Enzymit, a bioproduction platform company developing enzymatic manufacturing technology, today announced the successful development of insulin substituents, in partnership with food technology company Aleph Farms, that can reduce the cost and development time for producing cultivated meat at scale.
One of the most prohibitive expenses in scaling up cultivated meat production is developing non-animal-derived serum protein mimetics that promote and support cell growth. Such proteins are not widely available in the current market at the quantity, quality and cost necessary for large-scale production. Aleph Farms turned to Enzymit to co-develop novel insulin substituents in microorganisms that can fulfill the function of proteins found naturally in animals and do so with greater desired activity per molecule.
"Developing more suitable processing aids for the production of cultivated meat is imperative for driving economies of scale and taking cultivated meat mainstream," said Neta Lavon, PhD, CTO of Aleph Farms. "This innovation, combining Enzymit's outstanding protein design and experimental capabilities with our team's expertise in cellular agriculture, is helping to build the foundations for our sector to achieve cost-efficiency and long-term impact."

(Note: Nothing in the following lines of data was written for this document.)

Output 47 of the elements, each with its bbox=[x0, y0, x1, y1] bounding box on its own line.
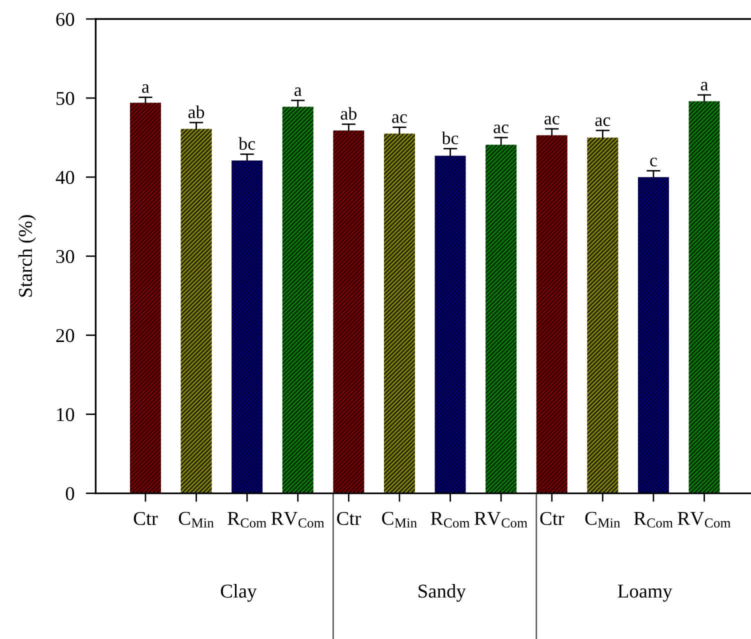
text: RV$_{Com}$ bbox=[474, 512, 528, 528]
x-tick-label: Clay bbox=[220, 584, 257, 602]
data-label: a bbox=[294, 87, 302, 96]
bar bbox=[282, 106, 314, 494]
data-label: bc bbox=[442, 132, 458, 144]
text: Ctr bbox=[337, 512, 361, 526]
x-tick-label: Loamy bbox=[618, 584, 672, 602]
bar bbox=[180, 128, 212, 494]
text: C$_{Min}$ bbox=[382, 512, 417, 528]
bar bbox=[384, 134, 415, 494]
data-label: ac bbox=[544, 116, 560, 125]
series-label: R$_{Com}$ bbox=[228, 512, 266, 528]
y-tick-label: 60 bbox=[56, 12, 74, 26]
y-tick-label: 20 bbox=[56, 329, 74, 342]
text: RV$_{Com}$ bbox=[271, 512, 324, 528]
y-axis-title: Starch (%) bbox=[18, 215, 36, 297]
data-label: a bbox=[142, 84, 150, 93]
bar bbox=[130, 102, 161, 494]
data-label: ac bbox=[392, 114, 407, 123]
data-label: ac bbox=[494, 124, 509, 134]
bar bbox=[486, 144, 517, 494]
text: C$_{Min}$ bbox=[585, 512, 620, 528]
series-label: C$_{Min}$ bbox=[178, 512, 214, 528]
bar bbox=[232, 160, 263, 494]
series-label: RV$_{Com}$ bbox=[678, 512, 731, 528]
bar bbox=[587, 138, 618, 494]
data-label: c bbox=[650, 158, 657, 166]
data-label: ab bbox=[340, 107, 357, 120]
bar bbox=[333, 130, 364, 494]
text: Ctr bbox=[540, 512, 564, 526]
x-tick-label: Sandy bbox=[418, 584, 466, 602]
bar bbox=[638, 177, 669, 494]
text: R$_{Com}$ bbox=[634, 512, 673, 528]
y-tick-label: 50 bbox=[56, 92, 74, 105]
bar bbox=[434, 156, 466, 494]
data-label: ab bbox=[188, 105, 204, 118]
data-label: a bbox=[700, 82, 708, 91]
series-label: Ctr bbox=[134, 512, 158, 526]
bar bbox=[536, 135, 568, 494]
data-label: bc bbox=[238, 137, 256, 150]
data-label: ac bbox=[595, 117, 610, 126]
y-tick-label: 0 bbox=[66, 487, 74, 500]
y-tick-label: 10 bbox=[57, 408, 74, 422]
bar bbox=[688, 101, 720, 494]
text: R$_{Com}$ bbox=[430, 512, 470, 528]
y-tick-label: 30 bbox=[56, 250, 74, 264]
y-tick-label: 40 bbox=[56, 170, 74, 184]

The success of this collaboration opens the door to additional benefits, far beyond the cultivation of cow cells. As insulin is a highly conserved protein across mammals and other species, it has the potential to similarly influence the production of other cultivated meat types, such as porcine, ovine and poultry.

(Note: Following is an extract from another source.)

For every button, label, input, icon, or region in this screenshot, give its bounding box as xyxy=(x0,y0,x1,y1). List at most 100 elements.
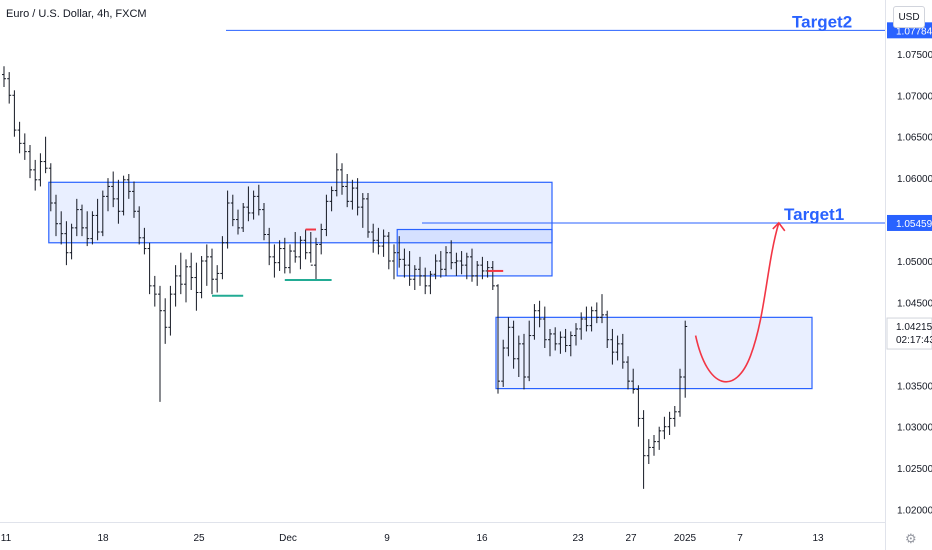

"Aleph Farms has been an invaluable partner for this initiative, which can pave the way for more cost-efficient production of cultivated meat," said Gideon Lapidoth, PhD, CEO of Enzymit. "With recombinant proteins currently accounting for the overwhelming majority of cell culture costs, creating highly stable and more active insulin substituents can markedly reduce the cost of growth media and increase efficiency in producing cultivated meat at scale."
Utilizing its proprietary computational design algorithms and high-throughput testing capabilities, Enzymit was able to quickly develop a variety of insulin substituents and experimentally assess their functionality. All those selected were soluble proteins expressed in E. coli and purified without requiring refolding, complex purification steps, or other treatments. Further screening resulted in several leading candidates exhibiting superior results in activity for cell culturing and requiring minimal concentration for activation. These new proteins, which demand notably fewer downstream purification and maturation processes, dramatically reduce production time and costs.